Their pioneering approach, combining traditional heat therapies with cutting-edge red light technology, has been featured in The Times, Condé Nast Traveller, The Nudge, and the Daily Mail. It signals a new era where innovative wellness tools are becoming mainstream, reshaping how people engage with recovery and preventive health.
Probiotics + Prebiotics

Gut health is often described as the cornerstone of wellness—and with good reason. Probiotics (beneficial bacteria) and prebiotics (the fibers that fuel them) play a key role in digestion, immunity, and even mood regulation through the gut-brain axis. Incorporating fermented foods like kefir, kimchi, and yogurt alongside fiber-rich options such as garlic, oats, and bananas helps create a thriving microbiome.
Clean Eating

Clean eating emphasizes whole, nutrient-dense foods and minimizes processed options.

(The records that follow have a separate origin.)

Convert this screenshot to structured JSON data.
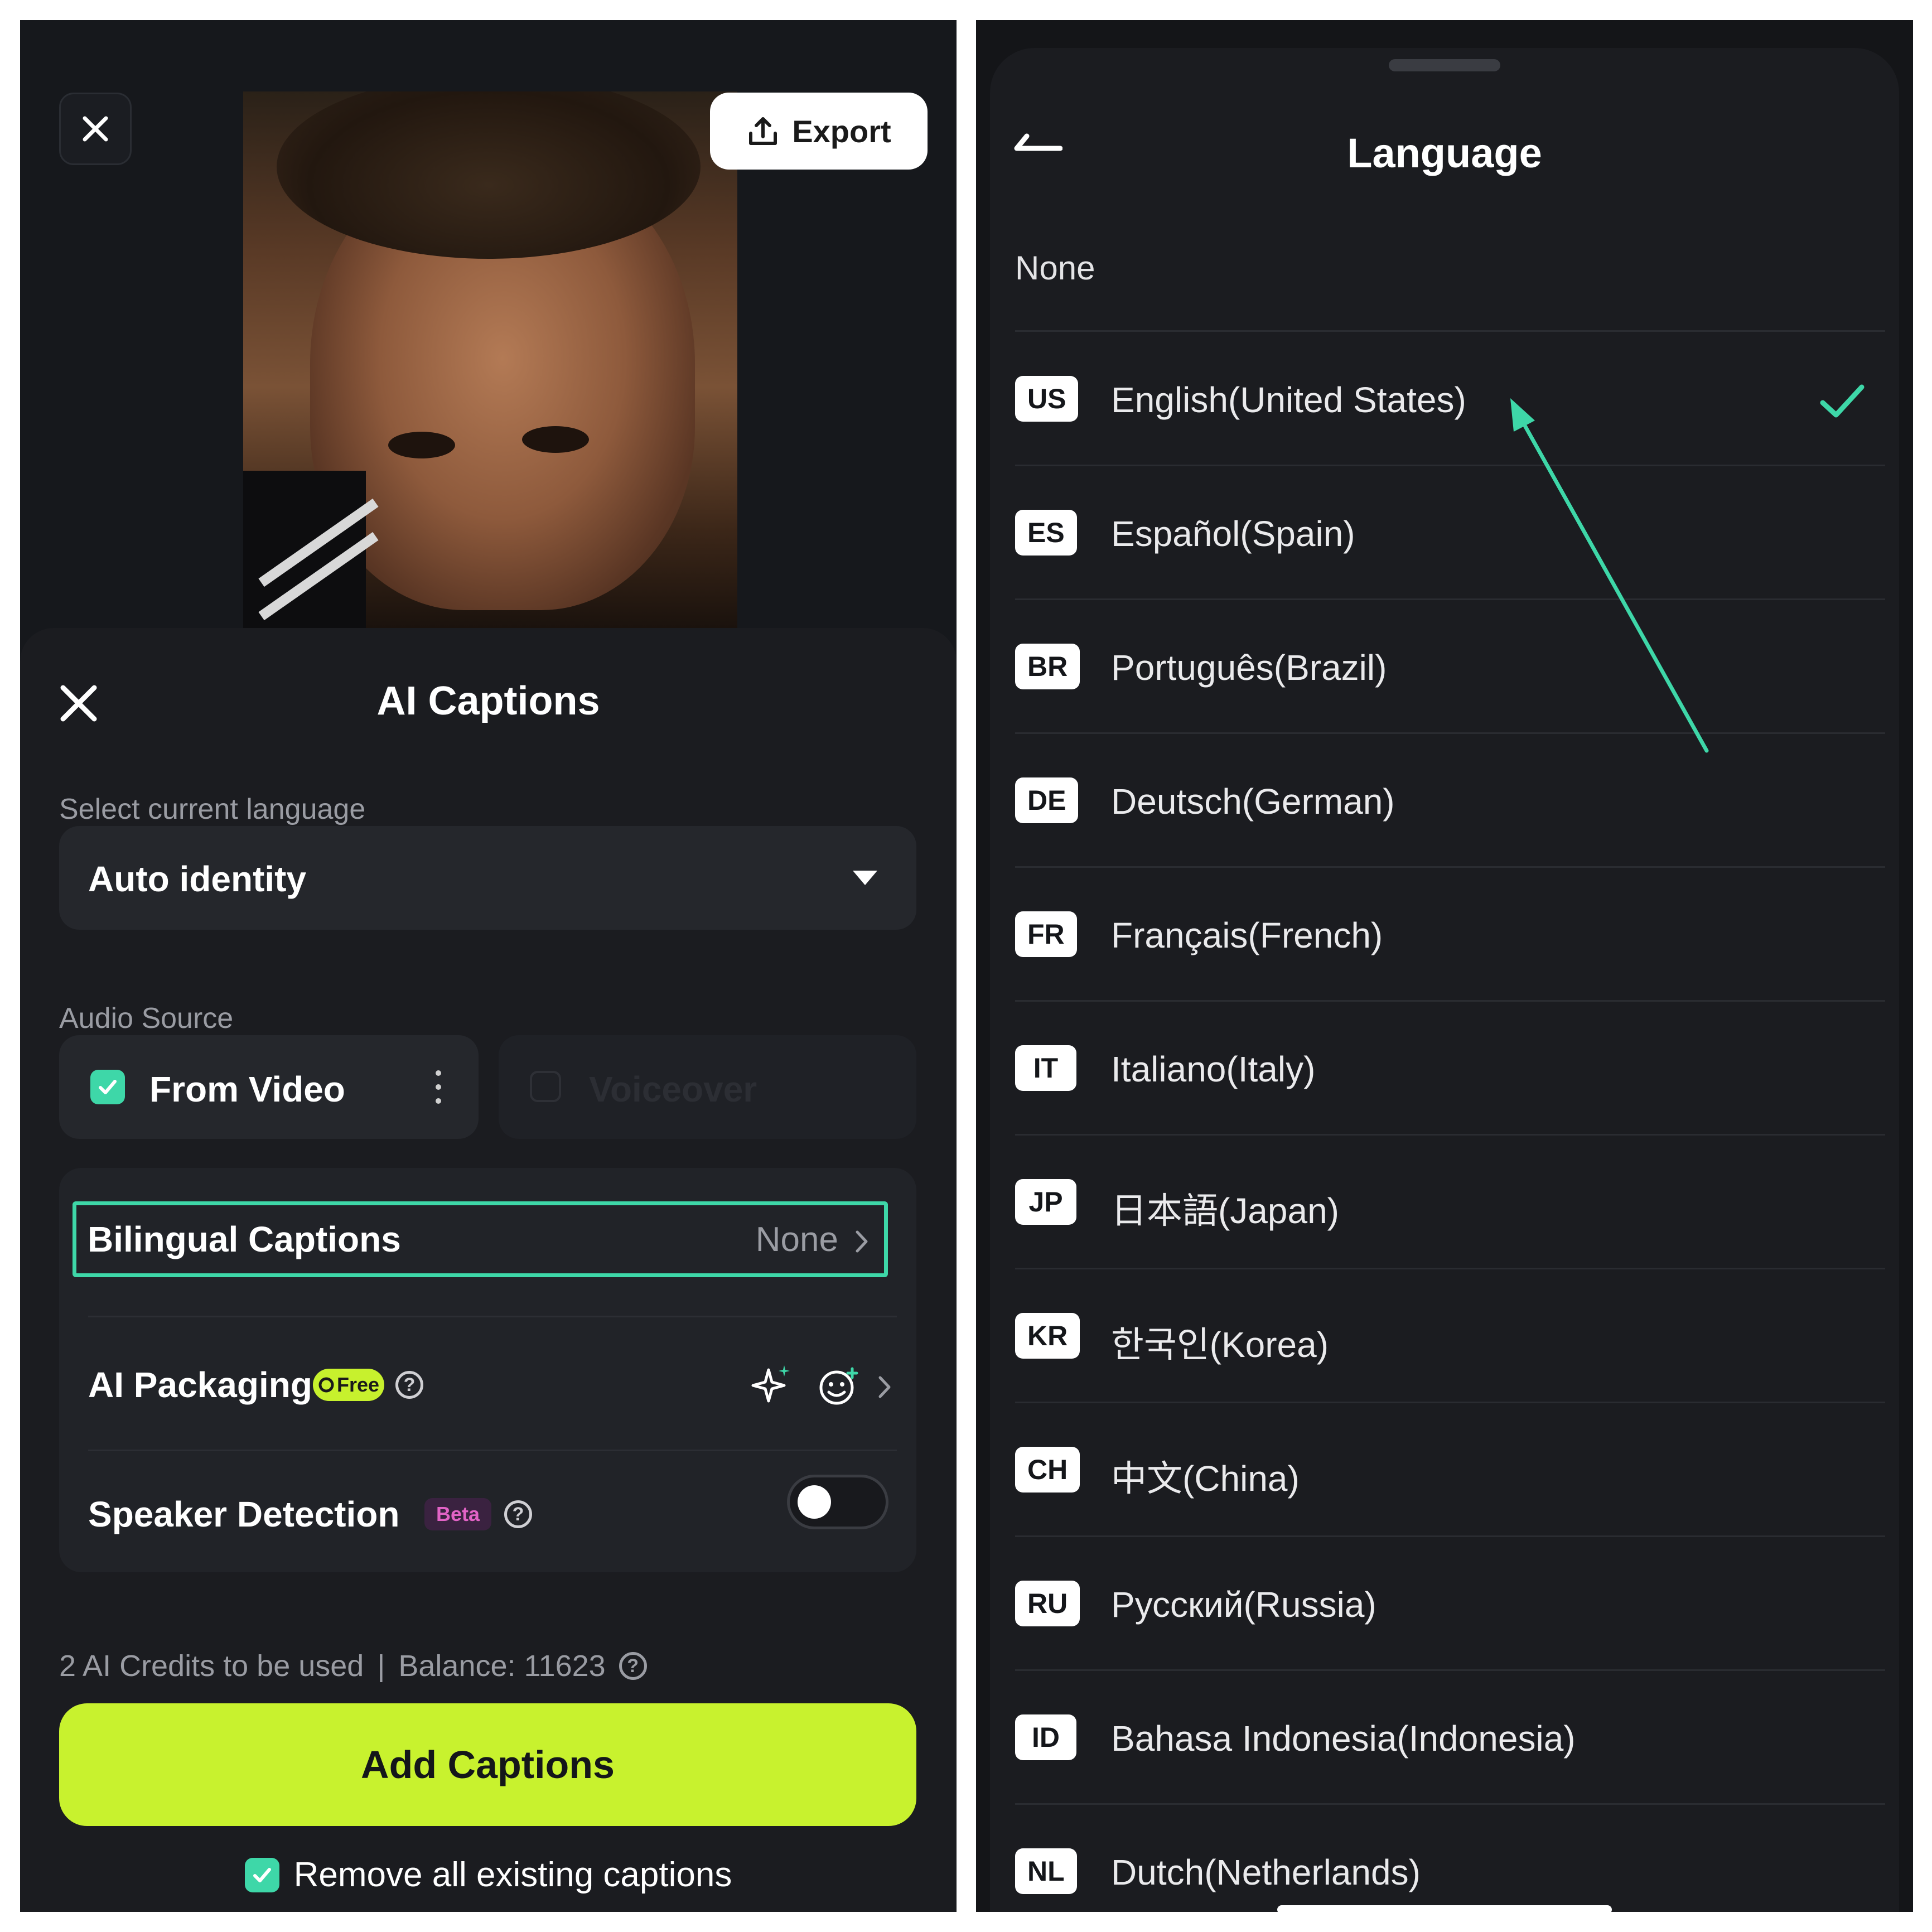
{
  "left": {
    "export_label": "Export",
    "title": "AI Captions",
    "select_language_label": "Select current language",
    "language_value": "Auto identity",
    "audio_source_label": "Audio Source",
    "from_video_label": "From Video",
    "voiceover_label": "Voiceover",
    "bilingual_label": "Bilingual Captions",
    "bilingual_value": "None",
    "packaging_label": "AI Packaging",
    "free_badge": "Free",
    "speaker_label": "Speaker Detection",
    "beta_badge": "Beta",
    "speaker_detection_on": false,
    "credits_text": "2 AI Credits to be used",
    "credits_separator": "|",
    "balance_text": "Balance: 11623",
    "add_button": "Add Captions",
    "remove_label": "Remove all existing captions",
    "remove_checked": true,
    "accent_color": "#3ed7a8",
    "cta_color": "#c8f22e"
  },
  "right": {
    "title": "Language",
    "none_label": "None",
    "languages": [
      {
        "code": "US",
        "name": "English(United States)",
        "selected": true
      },
      {
        "code": "ES",
        "name": "Español(Spain)"
      },
      {
        "code": "BR",
        "name": "Português(Brazil)"
      },
      {
        "code": "DE",
        "name": "Deutsch(German)"
      },
      {
        "code": "FR",
        "name": "Français(French)"
      },
      {
        "code": "IT",
        "name": "Italiano(Italy)"
      },
      {
        "code": "JP",
        "name": "日本語(Japan)"
      },
      {
        "code": "KR",
        "name": "한국인(Korea)"
      },
      {
        "code": "CH",
        "name": "中文(China)"
      },
      {
        "code": "RU",
        "name": "Русский(Russia)"
      },
      {
        "code": "ID",
        "name": "Bahasa Indonesia(Indonesia)"
      },
      {
        "code": "NL",
        "name": "Dutch(Netherlands)"
      }
    ]
  }
}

A balanced diet rich in vegetables, fruits, whole grains, and lean proteins has been consistently linked to lower risks of chronic illness and improved energy levels. By cutting back on refined sugars, excessive alcohol, and ultra-processed foods, clean eating supports both short-term vitality and long-term health.
Stress Management

Modern wellness is incomplete without addressing stress. Chronic stress elevates cortisol levels, which can negatively impact immunity, sleep, and mental clarity. Evidence-based practices like meditation, breathwork, and journaling have been shown to reduce stress markers and improve resilience. Even a few minutes daily can cultivate calm and focus.
Wellness is not about chasing every new trend—it’s about embracing evidence-based practices that are sustainable, enjoyable, and effective. By integrating these science-backed approaches into daily life, we can create meaningful habits that foster both health and longevity.